The statement by South Korean officials is the latest accusation against North Korean hackers for attempting to steal vaccine technology, highlighting Pyongyang’s alleged ongoing campaign to obtain sensitive information through nefarious means and its growing cyber capabilities.
In November, Microsoft said North Korean and Russian hackers had tried to steal data from pharmaceutical companies and vaccine researchers, although it said the efforts were mostly unsuccessful.

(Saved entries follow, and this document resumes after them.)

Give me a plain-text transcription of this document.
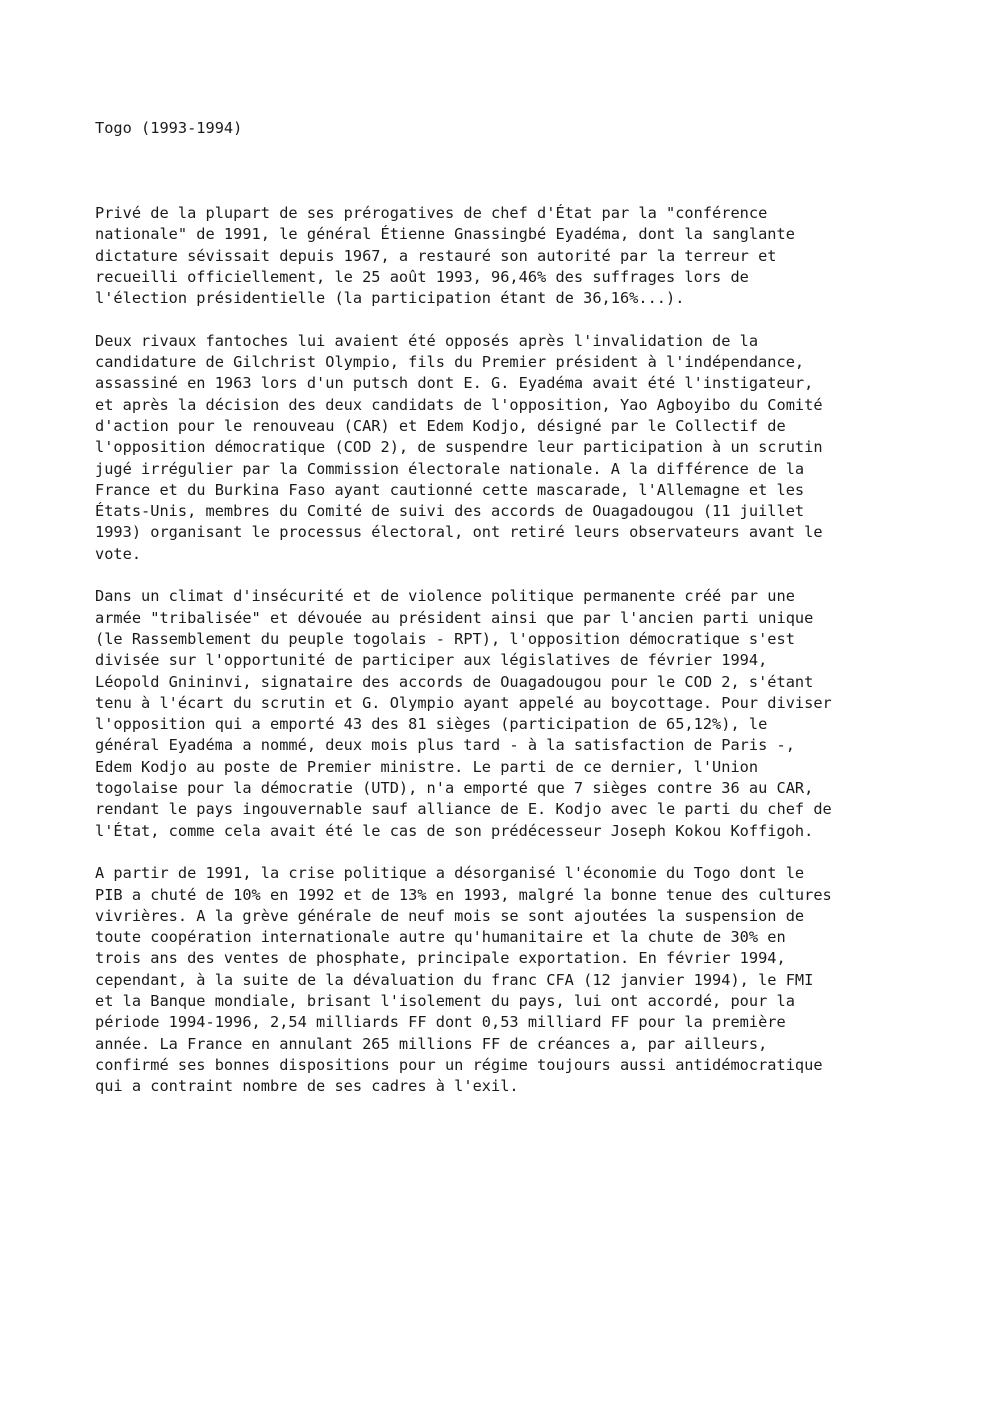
Togo (1993-1994)
Privé de la plupart de ses prérogatives de chef d'État par la "conférence
nationale" de 1991, le général Étienne Gnassingbé Eyadéma, dont la sanglante
dictature sévissait depuis 1967, a restauré son autorité par la terreur et
recueilli officiellement, le 25 août 1993, 96,46% des suffrages lors de
l'élection présidentielle (la participation étant de 36,16%...).
Deux rivaux fantoches lui avaient été opposés après l'invalidation de la
candidature de Gilchrist Olympio, fils du Premier président à l'indépendance,
assassiné en 1963 lors d'un putsch dont E. G. Eyadéma avait été l'instigateur,
et après la décision des deux candidats de l'opposition, Yao Agboyibo du Comité
d'action pour le renouveau (CAR) et Edem Kodjo, désigné par le Collectif de
l'opposition démocratique (COD 2), de suspendre leur participation à un scrutin
jugé irrégulier par la Commission électorale nationale. A la différence de la
France et du Burkina Faso ayant cautionné cette mascarade, l'Allemagne et les
États-Unis, membres du Comité de suivi des accords de Ouagadougou (11 juillet
1993) organisant le processus électoral, ont retiré leurs observateurs avant le
vote.
Dans un climat d'insécurité et de violence politique permanente créé par une
armée "tribalisée" et dévouée au président ainsi que par l'ancien parti unique
(le Rassemblement du peuple togolais - RPT), l'opposition démocratique s'est
divisée sur l'opportunité de participer aux législatives de février 1994,
Léopold Gnininvi, signataire des accords de Ouagadougou pour le COD 2, s'étant
tenu à l'écart du scrutin et G. Olympio ayant appelé au boycottage. Pour diviser
l'opposition qui a emporté 43 des 81 sièges (participation de 65,12%), le
général Eyadéma a nommé, deux mois plus tard - à la satisfaction de Paris -,
Edem Kodjo au poste de Premier ministre. Le parti de ce dernier, l'Union
togolaise pour la démocratie (UTD), n'a emporté que 7 sièges contre 36 au CAR,
rendant le pays ingouvernable sauf alliance de E. Kodjo avec le parti du chef de
l'État, comme cela avait été le cas de son prédécesseur Joseph Kokou Koffigoh.
A partir de 1991, la crise politique a désorganisé l'économie du Togo dont le
PIB a chuté de 10% en 1992 et de 13% en 1993, malgré la bonne tenue des cultures
vivrières. A la grève générale de neuf mois se sont ajoutées la suspension de
toute coopération internationale autre qu'humanitaire et la chute de 30% en
trois ans des ventes de phosphate, principale exportation. En février 1994,
cependant, à la suite de la dévaluation du franc CFA (12 janvier 1994), le FMI
et la Banque mondiale, brisant l'isolement du pays, lui ont accordé, pour la
période 1994-1996, 2,54 milliards FF dont 0,53 milliard FF pour la première
année. La France en annulant 265 millions FF de créances a, par ailleurs,
confirmé ses bonnes dispositions pour un régime toujours aussi antidémocratique
qui a contraint nombre de ses cadres à l'exil.
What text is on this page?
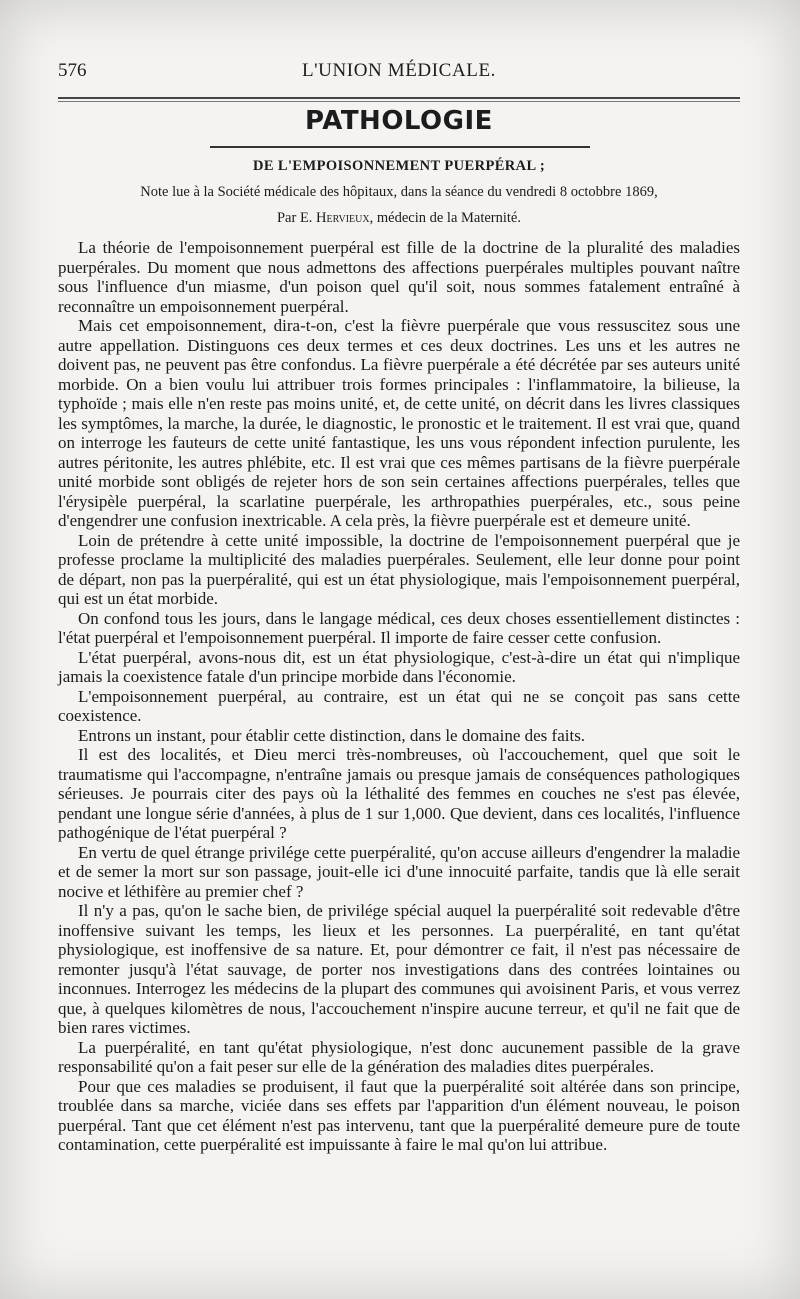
576	L'UNION MÉDICALE.
PATHOLOGIE
DE L'EMPOISONNEMENT PUERPÉRAL ;
Note lue à la Société médicale des hôpitaux, dans la séance du vendredi 8 octobbre 1869,
Par E. Hervieux, médecin de la Maternité.

La théorie de l'empoisonnement puerpéral est fille de la doctrine de la pluralité des maladies puerpérales. Du moment que nous admettons des affections puerpérales multiples pouvant naître sous l'influence d'un miasme, d'un poison quel qu'il soit, nous sommes fatalement entraîné à reconnaître un empoisonnement puerpéral.

Mais cet empoisonnement, dira-t-on, c'est la fièvre puerpérale que vous ressuscitez sous une autre appellation. Distinguons ces deux termes et ces deux doctrines. Les uns et les autres ne doivent pas, ne peuvent pas être confondus. La fièvre puerpérale a été décrétée par ses auteurs unité morbide. On a bien voulu lui attribuer trois formes principales : l'inflammatoire, la bilieuse, la typhoïde ; mais elle n'en reste pas moins unité, et, de cette unité, on décrit dans les livres classiques les symptômes, la marche, la durée, le diagnostic, le pronostic et le traitement. Il est vrai que, quand on interroge les fauteurs de cette unité fantastique, les uns vous répondent infection purulente, les autres péritonite, les autres phlébite, etc. Il est vrai que ces mêmes partisans de la fièvre puerpérale unité morbide sont obligés de rejeter hors de son sein certaines affections puerpérales, telles que l'érysipèle puerpéral, la scarlatine puerpérale, les arthropathies puerpérales, etc., sous peine d'engendrer une confusion inextricable. A cela près, la fièvre puerpérale est et demeure unité.

Loin de prétendre à cette unité impossible, la doctrine de l'empoisonnement puerpéral que je professe proclame la multiplicité des maladies puerpérales. Seulement, elle leur donne pour point de départ, non pas la puerpéralité, qui est un état physiologique, mais l'empoisonnement puerpéral, qui est un état morbide.

On confond tous les jours, dans le langage médical, ces deux choses essentiellement distinctes : l'état puerpéral et l'empoisonnement puerpéral. Il importe de faire cesser cette confusion.

L'état puerpéral, avons-nous dit, est un état physiologique, c'est-à-dire un état qui n'implique jamais la coexistence fatale d'un principe morbide dans l'économie.

L'empoisonnement puerpéral, au contraire, est un état qui ne se conçoit pas sans cette coexistence.

Entrons un instant, pour établir cette distinction, dans le domaine des faits.

Il est des localités, et Dieu merci très-nombreuses, où l'accouchement, quel que soit le traumatisme qui l'accompagne, n'entraîne jamais ou presque jamais de conséquences pathologiques sérieuses. Je pourrais citer des pays où la léthalité des femmes en couches ne s'est pas élevée, pendant une longue série d'années, à plus de 1 sur 1,000. Que devient, dans ces localités, l'influence pathogénique de l'état puerpéral ?

En vertu de quel étrange privilége cette puerpéralité, qu'on accuse ailleurs d'engendrer la maladie et de semer la mort sur son passage, jouit-elle ici d'une innocuité parfaite, tandis que là elle serait nocive et léthifère au premier chef ?

Il n'y a pas, qu'on le sache bien, de privilége spécial auquel la puerpéralité soit redevable d'être inoffensive suivant les temps, les lieux et les personnes. La puerpéralité, en tant qu'état physiologique, est inoffensive de sa nature. Et, pour démontrer ce fait, il n'est pas nécessaire de remonter jusqu'à l'état sauvage, de porter nos investigations dans des contrées lointaines ou inconnues. Interrogez les médecins de la plupart des communes qui avoisinent Paris, et vous verrez que, à quelques kilomètres de nous, l'accouchement n'inspire aucune terreur, et qu'il ne fait que de bien rares victimes.

La puerpéralité, en tant qu'état physiologique, n'est donc aucunement passible de la grave responsabilité qu'on a fait peser sur elle de la génération des maladies dites puerpérales.

Pour que ces maladies se produisent, il faut que la puerpéralité soit altérée dans son principe, troublée dans sa marche, viciée dans ses effets par l'apparition d'un élément nouveau, le poison puerpéral. Tant que cet élément n'est pas intervenu, tant que la puerpéralité demeure pure de toute contamination, cette puerpéralité est impuissante à faire le mal qu'on lui attribue.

The U.S. government also accused Chinese hackers of targeting vaccine makers, while South Korea said it had foiled a North Korean attempt to hack into companies developing coronavirus vaccines in that country last year.
Although it claims to be free of the virus, North Korea has requested coronavirus vaccines and is set to receive nearly 2 million doses of the AstraZeneca-Oxford University vaccine, according to the Gavi Alliance, part of the United Nations-backed Covax effort that aims to deliver vaccines to the world’s most vulnerable people.
North Korea closed its border with China soon after the coronavirus began spreading, cutting trade to a trickle and undermining its already weak economy.
But hackers have become an increasingly important lifeline for the nuclear-armed regime, especially since the pandemic struck.
Last week, U.N. experts said their inquiry into the theft of $281 million in assets from a cryptocurrency exchange in September “strongly suggests” links to North Korea, according to media reports.
In a leaked report, the independent sanctions monitors accused Pyongyang of using stolen funds from its hacking program to support its nuclear and ballistic missile programs and circumvent sanctions.
In 2018, the U.S. Justice Department formally indicted a North Korean man, Park Jin Hyok, alleging he belonged to an organization known as the Lazarus Group, on charges related to the WannaCry ransomware attack in 2017.
Park was also accused of involvement in an $81 million heist on the Bangladesh central bank and a 2014 cyberattack on Sony Pictures Entertainment in apparent revenge for its movie “The Interview” — a spoof about an assassination attempt on the North Korean leader.